I arrived in Yamagata yesterday straight from the UK, spending just one night in Tokyo where I picked up some more supplies and warm clothes (the first part of the tour was in Florida and Guam, and this morning in Yamagata the kerosene heaters in the inn's lobby are gentle creaking away).
'A2-B-C' was programmed in the 「ともにある」, or "Cinema With Us", strand of YIDFF, which is a program of documentary films that all deal with the March 11, 2011 disaster in some way (INFO in ENGLISH/日本語). It is significant that this program takes place here as Yamagata Prefecture is in Tohoku, the region of Japan that was so devastated by the disaster. Yamagata also lies beside Fukushima, and many people who fled the radioactive contamination have re-settled here.
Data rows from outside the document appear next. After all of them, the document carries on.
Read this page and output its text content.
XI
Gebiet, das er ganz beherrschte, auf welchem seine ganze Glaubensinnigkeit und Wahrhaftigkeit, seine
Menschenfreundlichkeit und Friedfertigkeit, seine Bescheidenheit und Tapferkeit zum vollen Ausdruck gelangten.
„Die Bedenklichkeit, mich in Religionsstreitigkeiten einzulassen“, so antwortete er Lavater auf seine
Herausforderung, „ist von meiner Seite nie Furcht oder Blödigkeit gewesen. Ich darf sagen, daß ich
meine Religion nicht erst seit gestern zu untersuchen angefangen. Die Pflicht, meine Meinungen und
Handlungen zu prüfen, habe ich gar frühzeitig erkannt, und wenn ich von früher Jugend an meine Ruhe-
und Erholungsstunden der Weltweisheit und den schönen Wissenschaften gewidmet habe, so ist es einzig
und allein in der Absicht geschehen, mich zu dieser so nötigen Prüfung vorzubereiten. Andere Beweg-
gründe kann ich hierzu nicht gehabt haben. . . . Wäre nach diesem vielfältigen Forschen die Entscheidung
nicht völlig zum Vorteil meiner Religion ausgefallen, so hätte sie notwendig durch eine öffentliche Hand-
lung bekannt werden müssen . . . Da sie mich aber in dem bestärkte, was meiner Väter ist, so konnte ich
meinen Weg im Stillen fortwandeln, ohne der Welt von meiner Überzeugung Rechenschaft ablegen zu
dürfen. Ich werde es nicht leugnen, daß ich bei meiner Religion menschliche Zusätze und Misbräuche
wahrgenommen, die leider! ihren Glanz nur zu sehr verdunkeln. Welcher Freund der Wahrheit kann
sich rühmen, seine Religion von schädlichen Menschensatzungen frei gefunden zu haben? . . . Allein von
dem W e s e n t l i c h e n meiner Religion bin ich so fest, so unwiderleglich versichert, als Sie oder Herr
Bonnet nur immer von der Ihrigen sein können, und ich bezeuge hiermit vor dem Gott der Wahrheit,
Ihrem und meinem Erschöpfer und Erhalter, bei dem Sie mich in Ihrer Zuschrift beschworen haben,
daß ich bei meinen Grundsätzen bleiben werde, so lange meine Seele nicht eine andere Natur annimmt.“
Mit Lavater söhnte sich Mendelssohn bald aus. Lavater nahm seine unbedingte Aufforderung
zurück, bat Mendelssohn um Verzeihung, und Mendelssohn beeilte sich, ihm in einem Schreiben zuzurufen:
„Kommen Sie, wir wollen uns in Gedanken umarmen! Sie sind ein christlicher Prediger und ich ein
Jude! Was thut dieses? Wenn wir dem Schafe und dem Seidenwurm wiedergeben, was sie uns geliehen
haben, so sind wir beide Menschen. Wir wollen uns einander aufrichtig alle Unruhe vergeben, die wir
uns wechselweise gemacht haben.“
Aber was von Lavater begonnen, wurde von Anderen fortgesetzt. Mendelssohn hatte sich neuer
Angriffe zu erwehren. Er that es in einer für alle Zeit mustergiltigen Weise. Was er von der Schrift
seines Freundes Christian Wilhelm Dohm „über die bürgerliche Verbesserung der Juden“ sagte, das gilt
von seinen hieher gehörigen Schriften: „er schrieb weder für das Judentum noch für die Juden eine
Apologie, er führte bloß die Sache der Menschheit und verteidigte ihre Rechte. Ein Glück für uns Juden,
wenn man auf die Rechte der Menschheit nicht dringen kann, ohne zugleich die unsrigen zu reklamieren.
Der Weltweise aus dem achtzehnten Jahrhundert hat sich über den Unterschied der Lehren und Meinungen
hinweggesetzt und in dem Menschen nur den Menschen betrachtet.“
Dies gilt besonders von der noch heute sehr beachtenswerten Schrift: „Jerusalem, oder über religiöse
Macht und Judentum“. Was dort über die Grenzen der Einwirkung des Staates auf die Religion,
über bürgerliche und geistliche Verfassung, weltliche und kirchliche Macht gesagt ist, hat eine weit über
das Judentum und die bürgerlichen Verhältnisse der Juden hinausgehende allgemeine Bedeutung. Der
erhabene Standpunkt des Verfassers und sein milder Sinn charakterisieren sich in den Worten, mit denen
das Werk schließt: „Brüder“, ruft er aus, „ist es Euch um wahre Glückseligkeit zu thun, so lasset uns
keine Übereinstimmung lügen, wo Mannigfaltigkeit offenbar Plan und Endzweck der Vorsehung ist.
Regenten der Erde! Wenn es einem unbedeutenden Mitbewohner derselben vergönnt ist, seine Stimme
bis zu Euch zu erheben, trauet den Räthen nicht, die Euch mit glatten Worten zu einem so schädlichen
All of the screenings in the "Cinema With Us" strand take place in the beautiful Yamagata Museum of Art, which itself is a sight to behold.
The screening took place yesterday (LISTING in ENGLISH/日本語), and because of its close proximity to Fukushima, several of the families who appear in 'A2-B-C' were able to attend. It was an amazing experience to be able to share the film with them as they sat in an audience where some of the people attending were so-called 'nuclear refugees'.
The screening was packed, and the post-screening discussion focused on how the families in Fukushima can move forward and what prevents some of them from leaving and starting a new life somewhere else.
After the screening, the festival prepared a room for us so that the families and I could share some private time together away from the lobby where festival attendees were eager to meet and take photos of the 'A2-B-C' mothers and children. We talked about their experience of watching the film along with the general public and what they hope to gain from upcoming screenings of the film in Japan and abroad. As is tradition, I filmed post-screening messages, but this time not from the festival goers, but from the families themselves.
When I asked what they wanted to tell the world, one of the fathers quickly said, "Tell them that nothing has changed. Nothing."